The neurogenic niche in the carotid body and its applicability to antiparkinsonian cell therapy

The carotid body (CB) is a neural crest-derived organ whose major function is to sense changes in arterial O-2 tension to elicit hyperventilation during hypoxia. The CB is composed of clusters of neuron-like glomus, or type I, cells that are highly dopaminergic and contain large amounts of the glial cell line-derived neurotrophic factor (GDNF). Glomus cells are enveloped by glia-like sustentacular, or type II, cells. In chronic hypoxia the CB grows with increase in glomus cell number. This adaptive response depends on a collection of neural progenitors that can be isolated and induced to form clonal neurospheres in vitro.
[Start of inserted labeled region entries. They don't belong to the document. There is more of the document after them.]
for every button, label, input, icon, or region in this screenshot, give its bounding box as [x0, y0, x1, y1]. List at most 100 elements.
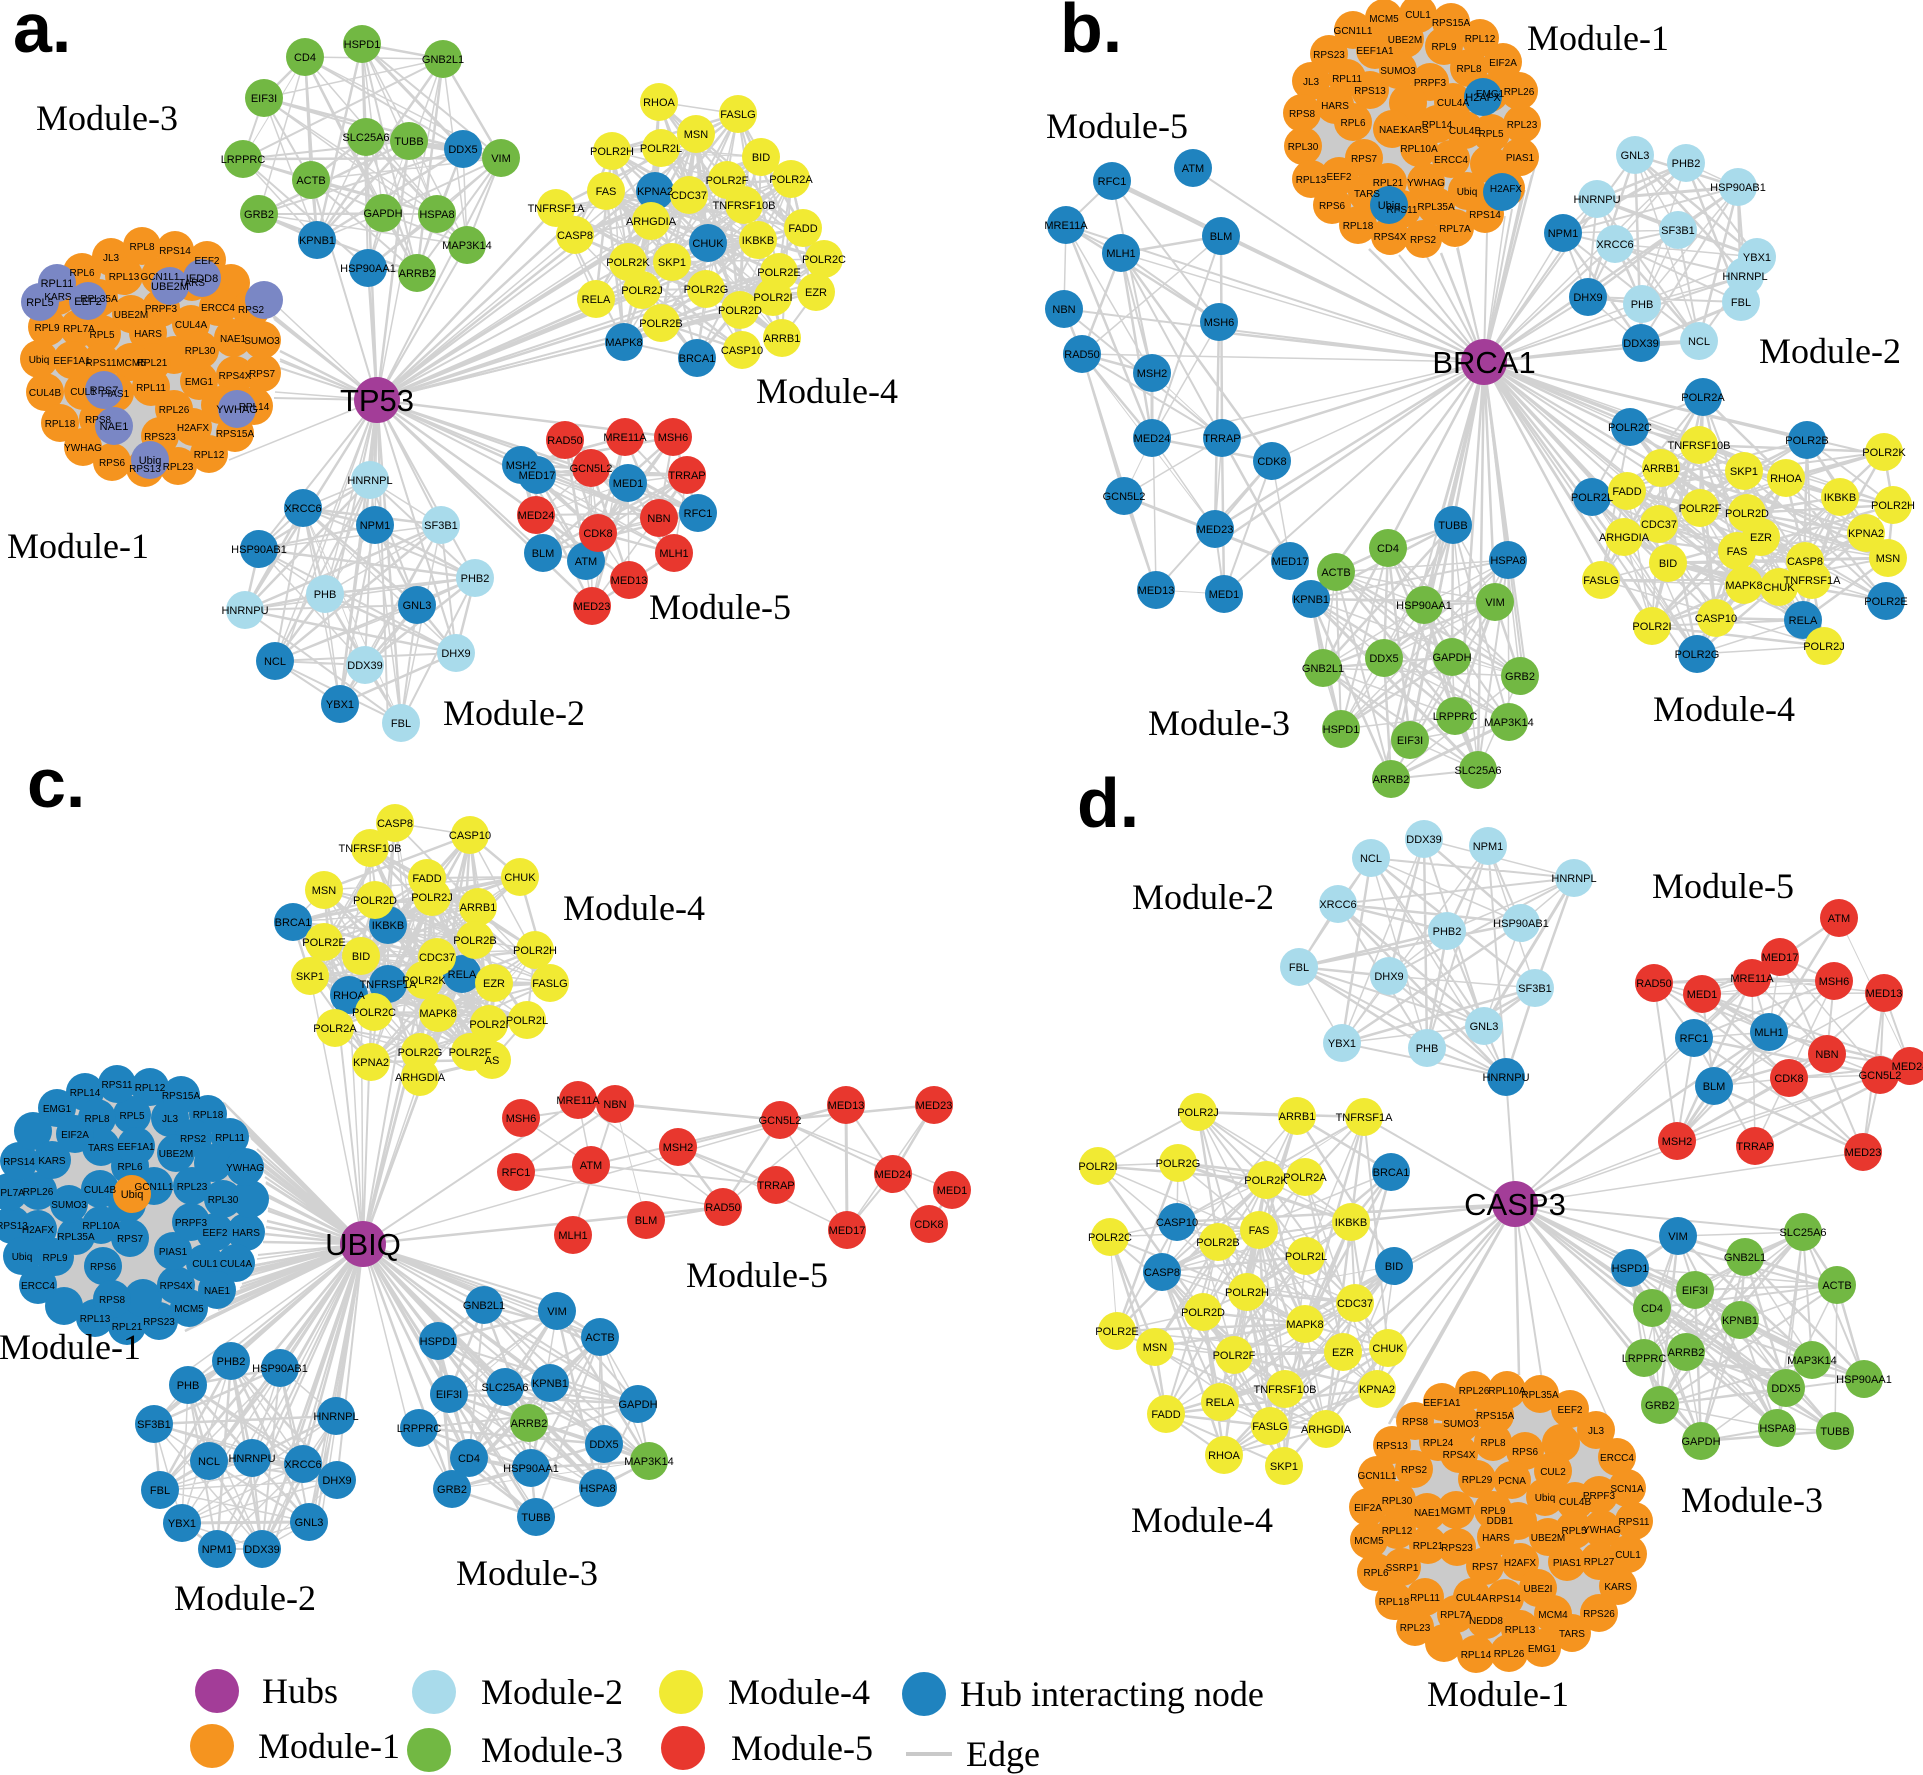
- svg-text:RPL8: RPL8: [1456, 64, 1481, 75]
- svg-text:EZR: EZR: [483, 978, 505, 990]
- svg-text:HSPD1: HSPD1: [1612, 1263, 1649, 1275]
- svg-text:TNFRSF1A: TNFRSF1A: [528, 203, 586, 215]
- svg-text:FBL: FBL: [150, 1485, 170, 1497]
- svg-text:GNB2L1: GNB2L1: [1302, 663, 1344, 675]
- svg-text:BID: BID: [1385, 1261, 1403, 1273]
- svg-text:Module-5: Module-5: [731, 1728, 873, 1768]
- svg-text:RPL26: RPL26: [1494, 1649, 1525, 1660]
- svg-text:DDX5: DDX5: [1771, 1383, 1800, 1395]
- svg-text:YWHAG: YWHAG: [226, 1163, 264, 1174]
- svg-text:RFC1: RFC1: [1680, 1033, 1709, 1045]
- svg-text:CUL4B: CUL4B: [84, 1185, 117, 1196]
- svg-text:RPS8: RPS8: [85, 415, 112, 426]
- svg-text:PHB: PHB: [314, 589, 337, 601]
- svg-text:YBX1: YBX1: [1743, 252, 1771, 264]
- svg-text:BRCA1: BRCA1: [275, 917, 312, 929]
- svg-text:YBX1: YBX1: [168, 1518, 196, 1530]
- svg-text:MRE11A: MRE11A: [556, 1095, 600, 1107]
- svg-text:MED1: MED1: [1687, 989, 1718, 1001]
- svg-text:UBE2M: UBE2M: [1388, 35, 1422, 46]
- svg-text:TRRAP: TRRAP: [1203, 433, 1240, 445]
- svg-text:RPS8: RPS8: [1402, 1417, 1429, 1428]
- svg-text:TUBB: TUBB: [1438, 520, 1467, 532]
- svg-text:MED24: MED24: [518, 510, 555, 522]
- svg-text:DDB1: DDB1: [1487, 1516, 1514, 1527]
- svg-text:HSPA8: HSPA8: [1490, 555, 1525, 567]
- svg-text:EEF1A1: EEF1A1: [1356, 46, 1394, 57]
- svg-text:RPL23: RPL23: [163, 462, 194, 473]
- svg-text:KPNA2: KPNA2: [1848, 528, 1884, 540]
- svg-text:RPS23: RPS23: [1313, 50, 1345, 61]
- svg-text:MED17: MED17: [1272, 556, 1309, 568]
- svg-text:RPS15A: RPS15A: [162, 1091, 201, 1102]
- svg-text:MED1: MED1: [937, 1185, 968, 1197]
- svg-text:GCN1L1: GCN1L1: [135, 1182, 174, 1193]
- svg-text:RPL5: RPL5: [26, 297, 54, 309]
- svg-text:SCN1A: SCN1A: [1610, 1484, 1644, 1495]
- svg-text:CHUK: CHUK: [692, 238, 724, 250]
- svg-text:a.: a.: [13, 0, 71, 67]
- svg-text:EZR: EZR: [805, 287, 827, 299]
- svg-text:BID: BID: [752, 152, 770, 164]
- svg-text:RPS2: RPS2: [180, 1134, 207, 1145]
- svg-text:BID: BID: [352, 951, 370, 963]
- svg-text:CDK8: CDK8: [1257, 456, 1286, 468]
- svg-text:HSP90AA1: HSP90AA1: [340, 263, 396, 275]
- svg-text:RPS26: RPS26: [1583, 1609, 1615, 1620]
- svg-text:CUL4B: CUL4B: [29, 388, 62, 399]
- svg-text:EMG1: EMG1: [185, 377, 214, 388]
- svg-text:RPS13: RPS13: [1376, 1441, 1408, 1452]
- svg-text:ARRB1: ARRB1: [1643, 463, 1680, 475]
- svg-text:RPS7: RPS7: [1472, 1562, 1499, 1573]
- svg-text:RPL7A: RPL7A: [1440, 1610, 1472, 1621]
- svg-text:EZR: EZR: [1750, 532, 1772, 544]
- svg-text:RFC1: RFC1: [684, 508, 713, 520]
- svg-text:UBIQ: UBIQ: [325, 1227, 401, 1262]
- svg-text:CHUK: CHUK: [504, 872, 536, 884]
- svg-text:JL3: JL3: [103, 253, 120, 264]
- svg-text:RPL7A: RPL7A: [0, 1188, 25, 1199]
- svg-text:EIF2A: EIF2A: [1354, 1503, 1382, 1514]
- svg-text:POLR2K: POLR2K: [402, 975, 446, 987]
- svg-text:TP53: TP53: [340, 383, 414, 418]
- svg-text:POLR2G: POLR2G: [1675, 649, 1720, 661]
- svg-text:NAE1: NAE1: [204, 1286, 231, 1297]
- svg-text:ARRB2: ARRB2: [1668, 1347, 1705, 1359]
- svg-text:RAD50: RAD50: [547, 435, 582, 447]
- svg-text:VIM: VIM: [491, 153, 511, 165]
- svg-text:PHB: PHB: [1631, 299, 1654, 311]
- svg-text:RPS23: RPS23: [143, 1317, 175, 1328]
- svg-text:ERCC4: ERCC4: [1434, 155, 1468, 166]
- svg-text:RPL5: RPL5: [1561, 1526, 1586, 1537]
- svg-text:POLR2H: POLR2H: [513, 945, 557, 957]
- svg-text:CDK8: CDK8: [1774, 1073, 1803, 1085]
- svg-text:RPL8: RPL8: [84, 1114, 109, 1125]
- svg-text:PRPF3: PRPF3: [175, 1218, 208, 1229]
- svg-text:CASP8: CASP8: [377, 818, 413, 830]
- svg-text:RPL14: RPL14: [1461, 1650, 1492, 1661]
- svg-text:ERCC4: ERCC4: [21, 1281, 55, 1292]
- svg-text:UBE2M: UBE2M: [1531, 1533, 1565, 1544]
- svg-text:HSP90AB1: HSP90AB1: [231, 544, 287, 556]
- svg-text:EIF3I: EIF3I: [1682, 1285, 1708, 1297]
- svg-text:CUL4A: CUL4A: [1437, 98, 1470, 109]
- svg-text:GAPDH: GAPDH: [363, 208, 402, 220]
- svg-text:ARRB2: ARRB2: [1373, 774, 1410, 786]
- svg-text:FASLG: FASLG: [720, 109, 755, 121]
- svg-text:MLH1: MLH1: [659, 548, 688, 560]
- svg-text:FAS: FAS: [1727, 546, 1748, 558]
- svg-text:TRRAP: TRRAP: [1736, 1141, 1773, 1153]
- svg-text:MSH2: MSH2: [1662, 1136, 1693, 1148]
- svg-text:RPS11: RPS11: [1619, 1517, 1650, 1528]
- svg-text:RPL35A: RPL35A: [1417, 202, 1455, 213]
- svg-text:H2AFX: H2AFX: [1504, 1558, 1537, 1569]
- svg-text:POLR2F: POLR2F: [449, 1047, 492, 1059]
- svg-text:HNRNPL: HNRNPL: [347, 475, 392, 487]
- svg-text:RPS6: RPS6: [1319, 201, 1346, 212]
- svg-text:RPS7: RPS7: [117, 1234, 144, 1245]
- svg-text:RHOA: RHOA: [333, 990, 365, 1002]
- svg-text:SKP1: SKP1: [1270, 1461, 1298, 1473]
- svg-text:RPL11: RPL11: [41, 278, 74, 290]
- svg-text:MED23: MED23: [574, 601, 611, 613]
- svg-text:EEF2: EEF2: [1326, 172, 1351, 183]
CB neurospheres contain numerous newly differentiated glomus cells, which maintain their functional properties and the ability to synthesize dopamine and GDNF. Intrastriatal CB transplants have been assayed in animal models of Parkinson's disease (PD) to test whether they increase the striatal dopamine levels and/or exert a neuroprotective action on the nigrostriatal pathway. Two pilot safety studies performed on PD patients subjected to CB autotransplantation have suggested that a major limitation of this technique is the small size of the organ. This could, however, be overcome by the in vitro formation of new CB tissue derived from adult CB stem cells.